Immigration package:'yes,' 'no,' and 'yes but'
I sometimes wonder whether a country as loosely governed as the United States has the will and capacity to deal with such controversial matters as handgun control and illegal immigration. Every poll for years has shown that citizens want stiffer gun control but Congress doesn't vote it. And as for immigration laws, violations are almost as flagrant as the violations of the dry laws 30 years ago.
Take the immigration law for the moment. One day last week a dozen witnesses appeared before the Senate Subcommittee on Immigration and Refugee Policy under Alan K. Simpson (R) of Wyoming. Very little got into the papers about it. They disagreed, and their testimony had to compete with subjects like sale of AWACS and the budget. They discussed the complicated new 10-part Reagan immigration package.
It is hard to know whether to take it seriously; this is because of a seeming inconsistency: the immigration service is desperately undermanned. President Reagan named a blue-ribbon, 16-member commission on immigration control chaired by Rev. Theodore Hesburgh which brought in recommendations and a report. But the basic thing needed most to halt illegals, I think, is more money. The administration seems ready to trim funds for the service just as it is doing for many other services. It makes one wonder about the seriousness of the whole immigration drive.
An overcrowded sailboat capsized a mile off the Florida beach last month drowning 33 Haitians seeking illegal entry. It was a shocking sight, but more Haitians will come. Illegals come in all the time. A government witness before the Simpson committee said there were from 3.5 million to 6 million illegal aliens in the country already, and perhaps half a million more slip in every year. It must be said that this is a very modest estimate, others put the illegals here as high as 10 million or 12 million. Most of them are male and between 18 and 36.
In the past 14 years, testified Doris M. Meissner, acting immigration commissioner, apprehensions of deportable aliens by the Immigration and Naturalization Service (INS) have increased ''20-fold.'' Illegals apprehended have averaged in the past four years a million a year.
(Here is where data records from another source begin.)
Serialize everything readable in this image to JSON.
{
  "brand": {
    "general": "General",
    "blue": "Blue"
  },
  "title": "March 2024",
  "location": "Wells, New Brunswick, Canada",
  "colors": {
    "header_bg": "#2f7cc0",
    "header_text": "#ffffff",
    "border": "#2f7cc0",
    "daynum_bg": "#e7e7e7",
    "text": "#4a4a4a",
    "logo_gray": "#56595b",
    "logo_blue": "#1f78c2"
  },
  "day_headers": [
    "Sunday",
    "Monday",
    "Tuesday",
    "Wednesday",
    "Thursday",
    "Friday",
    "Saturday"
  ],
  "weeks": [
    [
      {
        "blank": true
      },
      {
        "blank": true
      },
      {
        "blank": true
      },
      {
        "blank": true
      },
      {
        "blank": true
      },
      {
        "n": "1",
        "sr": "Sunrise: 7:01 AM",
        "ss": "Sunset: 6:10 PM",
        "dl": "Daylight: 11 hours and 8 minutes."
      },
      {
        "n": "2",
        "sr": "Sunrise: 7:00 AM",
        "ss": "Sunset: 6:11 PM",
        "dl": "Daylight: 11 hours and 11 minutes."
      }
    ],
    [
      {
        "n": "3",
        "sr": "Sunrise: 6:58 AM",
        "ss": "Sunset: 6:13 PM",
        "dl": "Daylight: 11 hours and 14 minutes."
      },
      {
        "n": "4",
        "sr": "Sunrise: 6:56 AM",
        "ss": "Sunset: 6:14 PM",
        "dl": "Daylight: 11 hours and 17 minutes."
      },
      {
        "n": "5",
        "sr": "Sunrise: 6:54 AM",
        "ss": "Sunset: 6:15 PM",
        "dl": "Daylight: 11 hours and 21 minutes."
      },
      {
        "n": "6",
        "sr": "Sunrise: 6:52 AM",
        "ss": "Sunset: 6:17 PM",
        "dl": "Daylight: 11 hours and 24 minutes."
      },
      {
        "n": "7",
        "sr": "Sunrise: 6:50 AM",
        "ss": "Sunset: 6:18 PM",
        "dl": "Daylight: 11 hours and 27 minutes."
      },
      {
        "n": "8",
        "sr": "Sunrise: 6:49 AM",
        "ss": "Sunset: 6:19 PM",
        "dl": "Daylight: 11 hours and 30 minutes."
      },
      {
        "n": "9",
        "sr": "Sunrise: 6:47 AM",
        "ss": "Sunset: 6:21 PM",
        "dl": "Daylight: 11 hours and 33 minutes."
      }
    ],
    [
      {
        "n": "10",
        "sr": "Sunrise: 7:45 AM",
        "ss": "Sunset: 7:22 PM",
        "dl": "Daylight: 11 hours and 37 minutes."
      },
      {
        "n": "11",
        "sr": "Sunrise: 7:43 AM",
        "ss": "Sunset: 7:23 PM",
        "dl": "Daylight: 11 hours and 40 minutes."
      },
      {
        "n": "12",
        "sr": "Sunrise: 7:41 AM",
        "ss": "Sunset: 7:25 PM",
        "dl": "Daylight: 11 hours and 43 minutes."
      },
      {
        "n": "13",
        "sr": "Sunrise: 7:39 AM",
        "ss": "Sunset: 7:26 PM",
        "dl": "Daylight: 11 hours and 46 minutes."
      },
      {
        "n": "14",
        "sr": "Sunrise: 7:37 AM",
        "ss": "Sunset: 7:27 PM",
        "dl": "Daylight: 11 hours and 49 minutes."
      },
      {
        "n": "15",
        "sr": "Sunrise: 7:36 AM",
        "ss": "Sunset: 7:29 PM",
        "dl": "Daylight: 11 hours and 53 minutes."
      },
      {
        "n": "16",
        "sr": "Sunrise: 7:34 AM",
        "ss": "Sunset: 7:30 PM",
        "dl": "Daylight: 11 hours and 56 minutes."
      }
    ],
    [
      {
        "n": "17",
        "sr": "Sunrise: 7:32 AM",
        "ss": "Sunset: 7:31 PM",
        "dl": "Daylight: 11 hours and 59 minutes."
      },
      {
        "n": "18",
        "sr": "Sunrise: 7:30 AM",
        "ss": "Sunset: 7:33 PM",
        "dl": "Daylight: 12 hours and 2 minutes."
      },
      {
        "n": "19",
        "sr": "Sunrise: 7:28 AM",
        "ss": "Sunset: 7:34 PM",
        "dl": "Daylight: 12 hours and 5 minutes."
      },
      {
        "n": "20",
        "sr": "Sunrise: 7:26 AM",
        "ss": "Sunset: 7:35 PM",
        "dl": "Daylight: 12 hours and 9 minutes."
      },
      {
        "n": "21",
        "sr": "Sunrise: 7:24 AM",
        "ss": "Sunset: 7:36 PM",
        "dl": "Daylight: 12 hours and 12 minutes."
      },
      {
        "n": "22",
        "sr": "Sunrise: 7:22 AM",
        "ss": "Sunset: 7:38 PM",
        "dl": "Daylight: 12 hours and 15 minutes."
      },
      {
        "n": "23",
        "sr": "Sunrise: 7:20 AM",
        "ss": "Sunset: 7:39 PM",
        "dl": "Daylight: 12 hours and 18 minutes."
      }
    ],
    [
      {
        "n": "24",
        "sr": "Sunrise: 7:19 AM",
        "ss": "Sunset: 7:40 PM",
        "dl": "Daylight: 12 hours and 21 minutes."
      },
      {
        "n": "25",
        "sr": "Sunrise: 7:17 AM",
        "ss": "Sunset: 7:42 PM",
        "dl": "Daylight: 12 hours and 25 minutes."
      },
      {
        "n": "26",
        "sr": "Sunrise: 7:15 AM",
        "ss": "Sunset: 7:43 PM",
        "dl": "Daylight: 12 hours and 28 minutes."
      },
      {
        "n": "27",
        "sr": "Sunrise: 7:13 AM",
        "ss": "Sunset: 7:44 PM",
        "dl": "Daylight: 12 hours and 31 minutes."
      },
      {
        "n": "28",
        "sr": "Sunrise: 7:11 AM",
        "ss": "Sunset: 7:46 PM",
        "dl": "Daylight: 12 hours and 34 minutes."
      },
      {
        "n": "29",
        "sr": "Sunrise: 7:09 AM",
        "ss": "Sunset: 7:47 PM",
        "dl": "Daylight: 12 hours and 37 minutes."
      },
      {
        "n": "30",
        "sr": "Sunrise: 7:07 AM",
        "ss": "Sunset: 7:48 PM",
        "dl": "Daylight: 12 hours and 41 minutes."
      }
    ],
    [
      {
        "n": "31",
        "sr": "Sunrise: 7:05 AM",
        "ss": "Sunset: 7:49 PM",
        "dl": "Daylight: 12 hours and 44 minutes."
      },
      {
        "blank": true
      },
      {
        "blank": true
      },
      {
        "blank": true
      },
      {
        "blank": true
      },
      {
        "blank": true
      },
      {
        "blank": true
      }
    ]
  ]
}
Sixty percent are Mexicans. Efforts to enforce our national policies, she said simply, have ''failed.'' We must try to do better.
The debate in the first part of the Reagan program is on the proposal to legalize the status of a certain number of the illegal aliens. There are just too many, the administration argues, to send them all back. A big category would be given what the administration calls ''temporary residency status'' and others call ''amnesty.'' (To the administration, I might note, ''illegals'' are not illegals, they are ''undocumented aliens.'')
In a matter as complicated and overpowering as this it is possible for reasonable people to disagree. Trying to clean up the illegal alien mess one has to begin somewhere. That's what a majority of the Hesburgh committee in one way or another said.
Here is a witness who says ''yes'' to the amnesty plan; another who says ''yes but,'' and finally one who says ''no.''
Diego C. Asencio, assistant secretary for consular affairs, Department of State, favors the plan. Limited legal status would go to certain illegals who applied for it, who entered the US prior to Jan. 1, 1980, who resided here 10 years, and who in the meantime would be debarred from certain social programs. To deport the whole army of resident illegals in one great drive, he said, is possible in theory but not in fact. You can't throw 6 million to 10 million people out of the country at once.
Harvey Ruvin, commissioner of Dade County, Florida, speaking for the National Association of Counties, says ''yes but.'' Illegals are here because of failure of the federal government, he says; it's Washington's fault. If amnestied aliens are allowed to stay here but are cut off from certain types of federal family aid (food stamps, child aid are proposed) the burden will fall on counties and localities. That is unfair, he argues. Furthermore, is the federal government really going to prevent illegal entries in the future? He gives a very tentative ''yes but.''
The American Legion says ''no.'' Its spokesman, Paul S. Egan, called the plan ''unworkable, impractical, and unjustifiable.'' Who is going to do the paperwork on those amnestied illegals in the proposed 10 years they wait final clearance? he demands. They have broken the law, he says in effect, boot them out. They are taking jobs from unemployed citizens.
Those are some of the differences just at the beginning of trying to get new legislation. In the meantime the impoverished INS border patrol hardly gets gasoline enough to keep its scout cars running.